Strengths and weaknesses

Strengths of this study include the accelerometer measurement during the whole intervention with six-second intervals and using validated algorithms for accelerometer data analysis. Moreover, the intervention was successful at reducing SB in the INT group as intended. Previous SB reduction interventions have also achieved similar, −40 min/day changes in SB [31]. However, as sleep was not assessed, full 24 h movement behaviours cannot be estimated although the analyses were adjusted for accelerometer wear time [19]. Additionally, sleep time may itself affect BP and thus, future studies should include sleep assessments.

Moreover, the present analysis was based on secondary outcomes, and therefore the study was likely underpowered to detect changes in BP. The sample size (n = 64) was calculated according to the primary outcome of the trial (whole-body insulin sensitivity) [19]. A study protocol for a comparable SB reduction intervention that aims at improving BP calculated that a sample size of 300 participants (150 per group) would achieve 80% statistical power to detect a statistically significant (alfa set at 5%) between-group difference of 4 mmHg in SBP [32]. This calculation assumed a 20% drop-out rate (i.e., 240 completers) and SDs of 10 and 11 mmHg for baseline and change SBP [32].

Excluding participants with SBP ≥160 and/or DBP ≥100 mmHg may have affected the results as hypotensive effects are generally more pronounced in participants with higher baseline BP. The comprehensive BP assessment using both resting, exercise until exhaustion and recovery values from maximal exercise provides a broad picture of the functioning of the cardiovascular system. Yet, no out-of-office measurements (such as 24-h ambulatory BP measurement or BP home monitoring) were performed. The potential benefits of home-based measures in comparison to clinic-based measurement are the unmasking of masked hypertension and elimination of the white-coat effect [33], the first of which is also achieved using BP measurement during exercise testing [13]. However, individuals with white-coat hypertension still seem to have higher BP during exercise than individuals with normotension [34], but this might simply be descriptive of the increased cardiovascular risks associated with white-coat hypertension [35].

Future perspectives

Based on the secondary analyses of the present randomised controlled trial, investigating the effects of a LPA- or moderate PA-based intervention on BP during daily free-living light-to-moderate intensity activities (i.e., using a 24-h ambulatory BP measurement with simultaneous accelerometry) would be justified. Our results suggest that non-exercise LPA or MVPA could lower 24-h ambulatory BP, which is affected by PA during the day.

Conclusion

A six-month intervention aimed at reducing SB by 1 h/day does not have an effect on BP at rest, during submaximal or maximal exercise, or during recovery from maximal exercise. However, based on the secondary analyses of the data, increasing daily LPA or MVPA might improve BP, especially DBP, during light-to-moderate intensity PA.

Summary

What is known about the topic

  • High sedentary behaviour is associated with higher blood pressure in previous studies.
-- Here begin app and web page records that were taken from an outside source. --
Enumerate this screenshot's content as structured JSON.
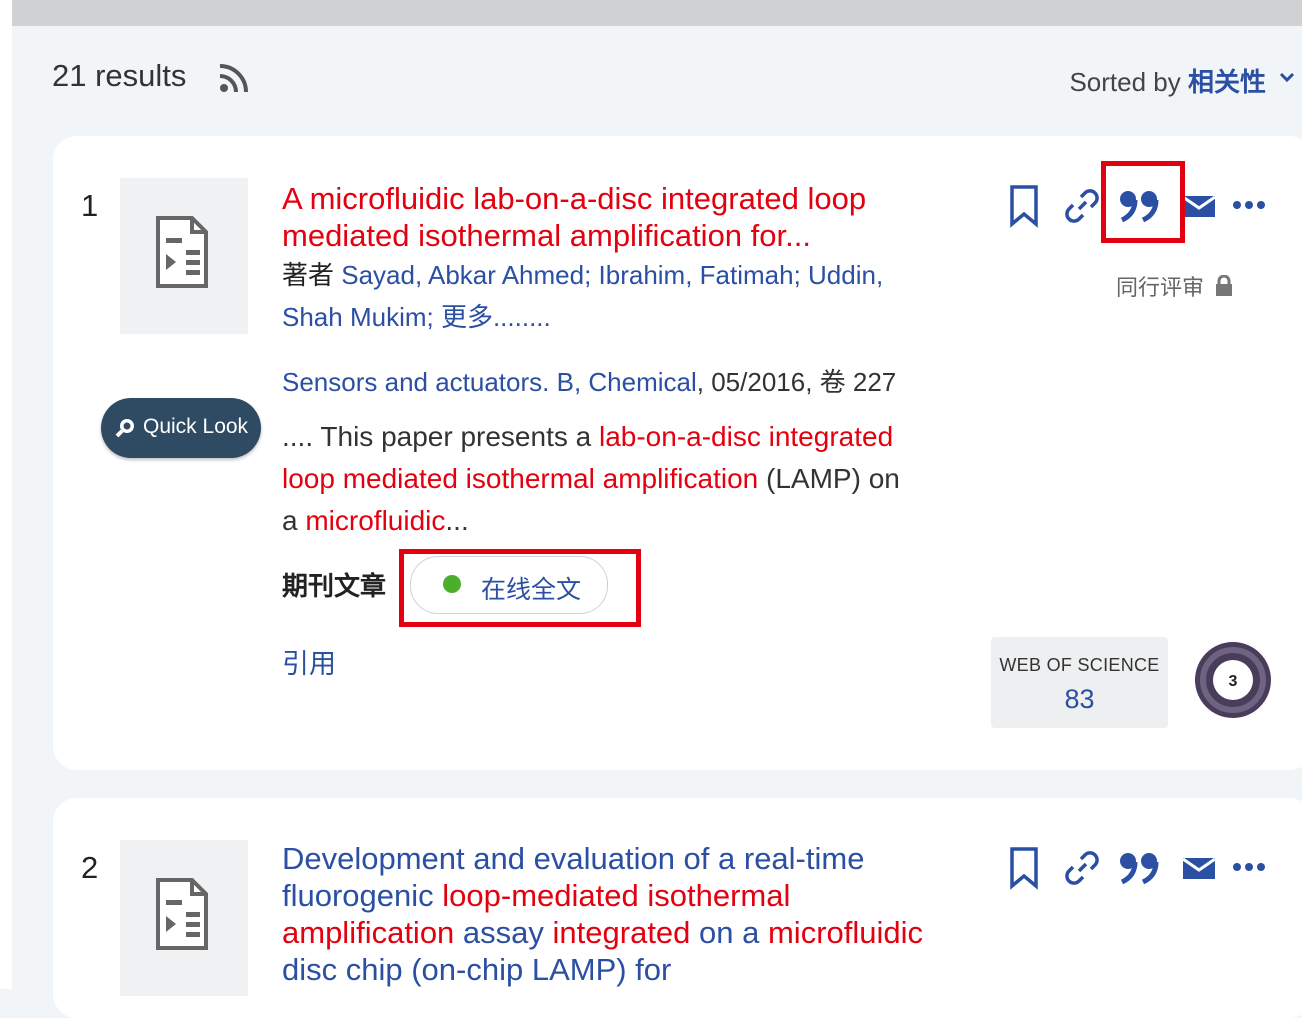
{
  "header": {
    "results_count": "21 results",
    "sort_label": "Sorted by",
    "sort_value": "相关性"
  },
  "results": [
    {
      "number": "1",
      "title_parts": [
        "A microfluidic lab-on-a-disc integrated loop mediated isothermal amplification for..."
      ],
      "authors_label": "著者",
      "authors": "Sayad, Abkar Ahmed; Ibrahim, Fatimah; Uddin, Shah Mukim",
      "authors_more": "; 更多........",
      "source_journal": "Sensors and actuators. B, Chemical",
      "source_meta": ", 05/2016, 卷 227",
      "snippet_parts": [
        ".... This paper presents a ",
        "lab-on-a-disc integrated loop mediated isothermal amplification",
        " (LAMP) on a ",
        "microfluidic",
        "..."
      ],
      "quick_look": "Quick Look",
      "doc_type": "期刊文章",
      "fulltext_label": "在线全文",
      "cite_link": "引用",
      "peer_review": "同行评审",
      "wos_label": "WEB OF SCIENCE",
      "wos_count": "83",
      "altmetric_score": "3"
    },
    {
      "number": "2",
      "title_parts": [
        "Development and evaluation of a real-time fluorogenic ",
        "loop-mediated isothermal amplification",
        " assay ",
        "integrated",
        " on a ",
        "microfluidic",
        " disc chip (on-chip LAMP) for"
      ]
    }
  ],
  "colors": {
    "link_blue": "#2a4fa3",
    "highlight_red": "#e3000f",
    "fulltext_green": "#4caf2c",
    "quicklook_bg": "#2f4a63"
  },
  "icons": [
    "rss-icon",
    "chevron-down-icon",
    "document-icon",
    "bookmark-icon",
    "link-icon",
    "quote-icon",
    "email-icon",
    "more-icon",
    "magnifier-icon",
    "lock-icon"
  ]
}
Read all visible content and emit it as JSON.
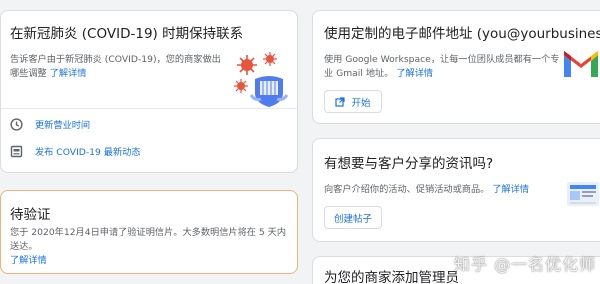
{
  "covid_card": {
    "title": "在新冠肺炎 (COVID-19) 时期保持联系",
    "desc": "告诉客户由于新冠肺炎 (COVID-19)，您的商家做出哪些调整",
    "link": "了解详情",
    "actions": [
      {
        "icon": "clock-icon",
        "label": "更新营业时间"
      },
      {
        "icon": "post-icon",
        "label": "发布 COVID-19 最新动态"
      }
    ]
  },
  "verify_card": {
    "title": "待验证",
    "desc": "您于 2020年12月4日申请了验证明信片。大多数明信片将在 5 天内送达。",
    "link": "了解详情"
  },
  "email_card": {
    "title": "使用定制的电子邮件地址 (you@yourbusiness)",
    "desc": "使用 Google Workspace，让每一位团队成员都有一个专业 Gmail 地址。",
    "link": "了解详情",
    "button": "开始"
  },
  "share_card": {
    "title": "有想要与客户分享的资讯吗?",
    "desc": "向客户介绍你的活动、促销活动或商品。",
    "link": "了解详情",
    "button": "创建帖子"
  },
  "admin_card": {
    "title": "为您的商家添加管理员"
  },
  "watermark": "知乎 @一名优化师",
  "colors": {
    "link": "#1a73e8",
    "virus_red": "#e8553f",
    "shield_blue": "#4f7df0",
    "pending_border": "#f0b37a",
    "gmail_red": "#ea4335",
    "gmail_blue": "#4285f4",
    "gmail_green": "#34a853",
    "gmail_yellow": "#fbbc04"
  }
}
  • In addition to resting blood pressure, blood pressure during and after physical exercise is associated with future cardiovascular risk.

What this study adds

  • A free-living intervention aimed at reducing sedentary behaviour by one hour per day for six months did not influence blood pressure at rest or during or after incremental maximal exercise test in sedentary adults with metabolic syndrome. However, the sample size in this study might have been a limitation and thus the study is regarded as an exploratory randomised controlled trial (RCT).

  • Succeeding at increasing light-to-moderate physical activity may nevertheless lower blood pressure during physical activity of corresponding intensity (i.e., household tasks) according to the results of the present study.